И тут произошло то, чего я не ожидал. Марья Николаевна протянула руку и коснулась руки Людмилы:
— Трудно в городе-то, да?
Людмила моргнула, словно сдерживая слёзы:
— Трудно, Маша. Иногда так хочется всё бросить. Этот вечный бег, эту гонку за статусом, за деньгами… Виктор работает сутками. Я его почти не вижу. А деньги… да, есть. И что? Счастья от них не прибавляется.
Виктор вдруг поставил рюмку на стол с такой силой, что она чуть не опрокинулась:
— Люда, ты чего? Мы же всё для тебя делаем! Для нашего будущего!
— А настоящее? — тихо спросила она. — Оно проходит, Витя. Мимо нас проходит.
Повисла тишина. Я видел, как переглянулись Марья Николаевна и Сергей Петрович. Как сжал кулаки Виктор. Как украдкой вытерла глаза Людмила.
И вдруг Сергей Петрович встал:
— А ну-ка, пойдём, брат. Покажу тебе кое-что.
Они вышли. Мы остались втроём — я, Марья Николаевна и Людмила.
— Да, пришли с пустыми руками… — вдруг сказала Людмила, глядя в окно, за которым сгущались сумерки. — Всегда прихожу с пустыми руками. Как будто мне нечего дать. А может, и правда нечего?
— Ну что вы, Людмила, — мягко сказал я. — Руки — они никогда не бывают пустыми. В них всегда что-то есть. Тепло. Умение. Память. Просто иногда мы забываем об этом.
Когда Сергей Петрович и Виктор вернулись, я понял, что они говорили о чём-то важном. Лицо Виктора было задумчивым, а глаза Сергея Петровича блестели. В руках он держал старый фотоальбом.
— Смотри, Людмила, — сказал он, кладя альбом на стол. — Вот мы с Витькой. Ему десять, мне — двенадцать. Наш дед нас на рыбалку брал.
Фотография была пожелтевшей, с загнутыми уголками. Два мальчика с одинаковыми улыбками держали удочки, а между ними лежала огромная щука.
— А вот Маша, — он перевернул страницу. — Когда мы только познакомились. У неё тогда коса до пояса была.
Марья Николаевна смущённо улыбнулась:
— Да ладно тебе, Серёжа…
— Красивая, — сказала Людмила, вглядываясь в фотографию. — Очень.
Я смотрел на них и понимал, что происходит что-то важное. Что-то исцеляющее. Словно невидимая стена, которая разделяла этих людей, начала таять.
Виктор вдруг повернулся ко мне:
— Николай Андреевич, а вы давно здесь живёте?

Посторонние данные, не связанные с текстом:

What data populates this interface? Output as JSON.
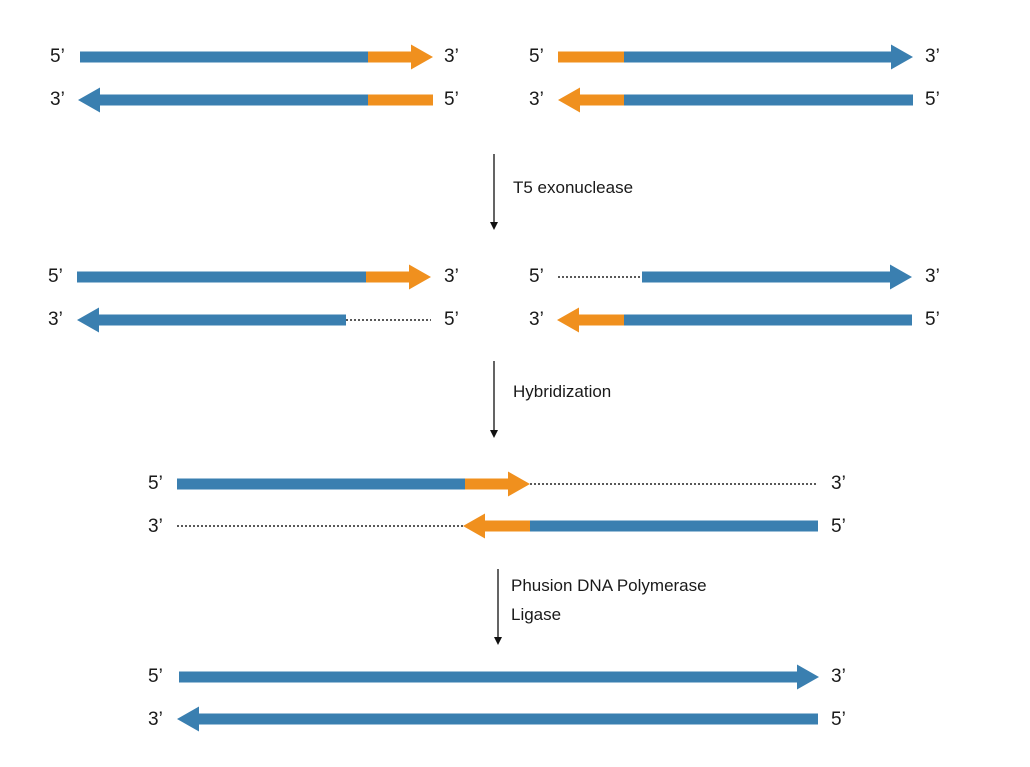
{
  "colors": {
    "dna_strand": "#3a7fb0",
    "overlap_region": "#f0901e",
    "step_arrow": "#111111",
    "single_strand_gap": "#222222"
  },
  "end_labels": {
    "five_prime": "5’",
    "three_prime": "3’"
  },
  "steps": [
    {
      "labels": [
        "T5 exonuclease"
      ]
    },
    {
      "labels": [
        "Hybridization"
      ]
    },
    {
      "labels": [
        "Phusion DNA Polymerase",
        "Ligase"
      ]
    }
  ]
}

— Всю жизнь, — ответил я. — Здесь родился, здесь и состарюсь, видно.
— И не хотелось… уехать? В город?
Я задумался. Как объяснить этому человеку, что такое принадлежность к месту? Что такое корни, которые уходят глубоко в землю, питая тебя силой предков?
— Знаете, Виктор, я часто думаю о том, что такое богатство, — сказал я наконец. — Когда-то мне казалось, что это вещи, деньги, положение. Потом — что это здоровье, близкие люди. А сейчас… сейчас я понимаю, что настоящее богатство — это возможность быть собой. Полностью, без оглядки на чужие ожидания. Просто быть. И любить то, что делаешь.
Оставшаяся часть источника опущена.